MATERIALS AND METHODS: Consecutive patients with severe atrophy in the anterior maxilla underwent augmentation with cancellous bone block allografts. Bony deficiencies of at least 3 mm horizontally and up to 3 mm vertically according to computed tomographic para-axial reconstructions served as inclusion criteria. After 6 months, implants were placed and a cylindric sample core from the graft area was collected. All specimens were prepared for histologic and histomorphometric examination.

RESULTS: Forty patients were included in the study.
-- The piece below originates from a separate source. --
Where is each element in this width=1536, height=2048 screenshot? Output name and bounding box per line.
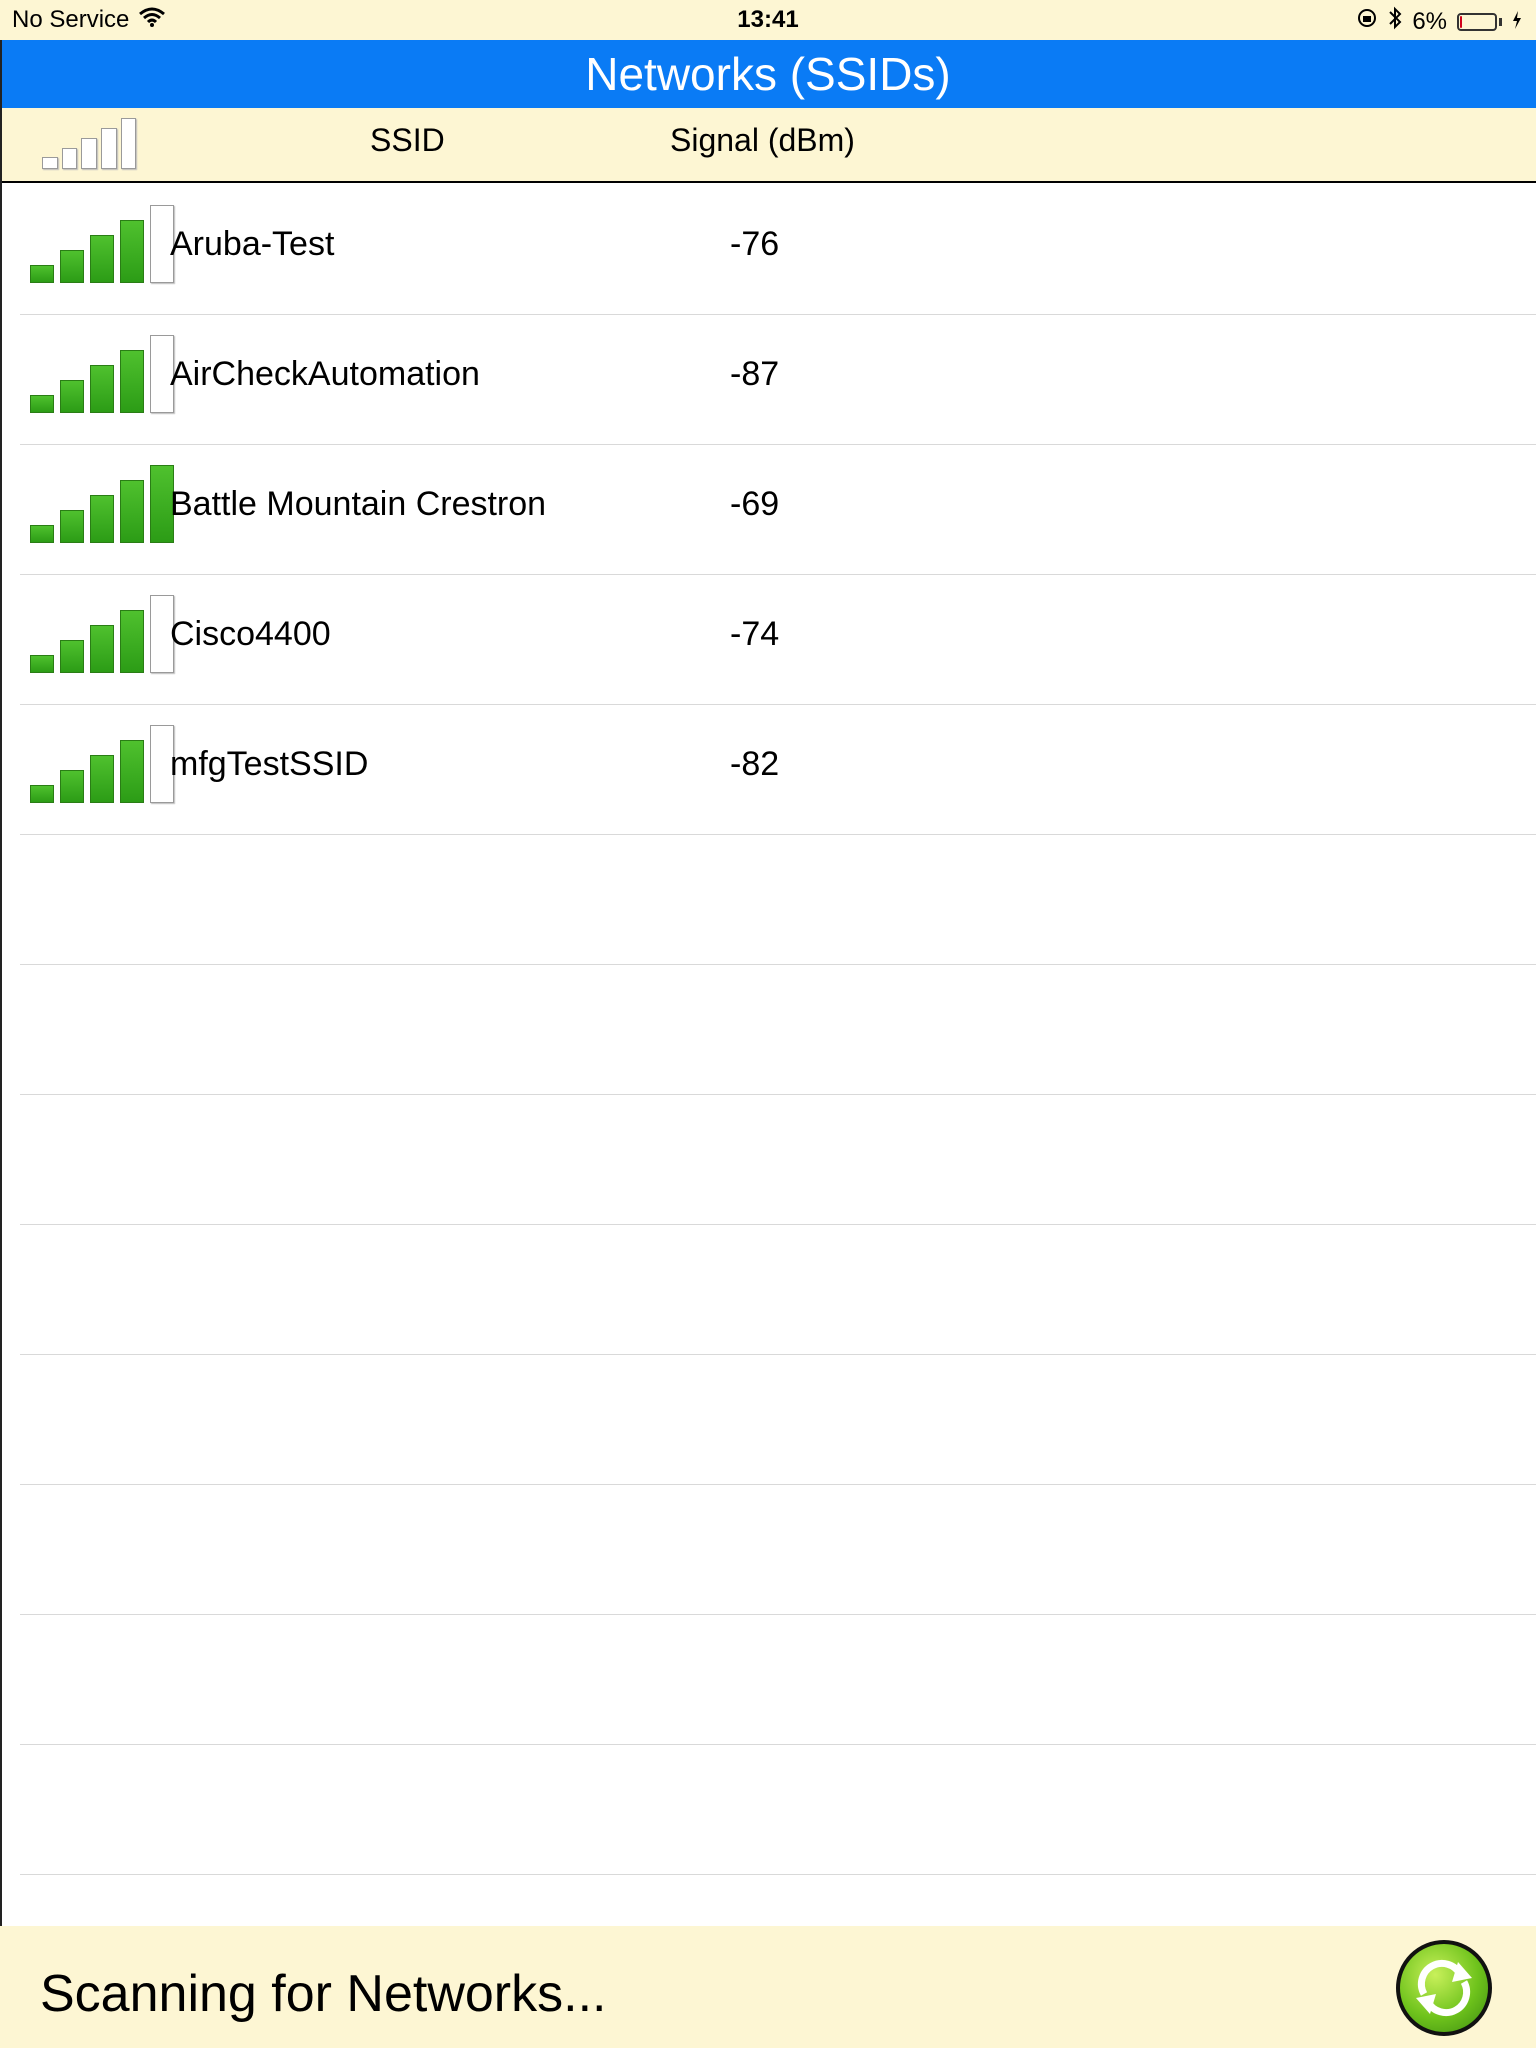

Eighty-three implants were placed in bone that was augmented with 60 cancellous freeze-dried bone block allografts. The implant survival rate was 98.8%. Mean follow-up was 48 ± 22 months (range, 14 to 82 months). The mean percentage of newly formed bone was 33% ± 18%, that of the residual cancellous block allograft was 26% ± 17%, and marrow and connective tissue comprised 41% ± 2%. Statistically significant histomorphometric differences regarding newly formed bone and residual cancellous block allograft were found between younger (< 40 years) and older (≥ 40 years) patients, respectively. Age did not appear to influence the percentage of marrow and connective tissue.

CONCLUSIONS: Cancellous bone block allograft is biocompatible and osteoconductive, permitting new bone formation following augmentation of extremely atrophic anterior maxillae in a two-stage implant placement procedure. New bone formation was age-dependent.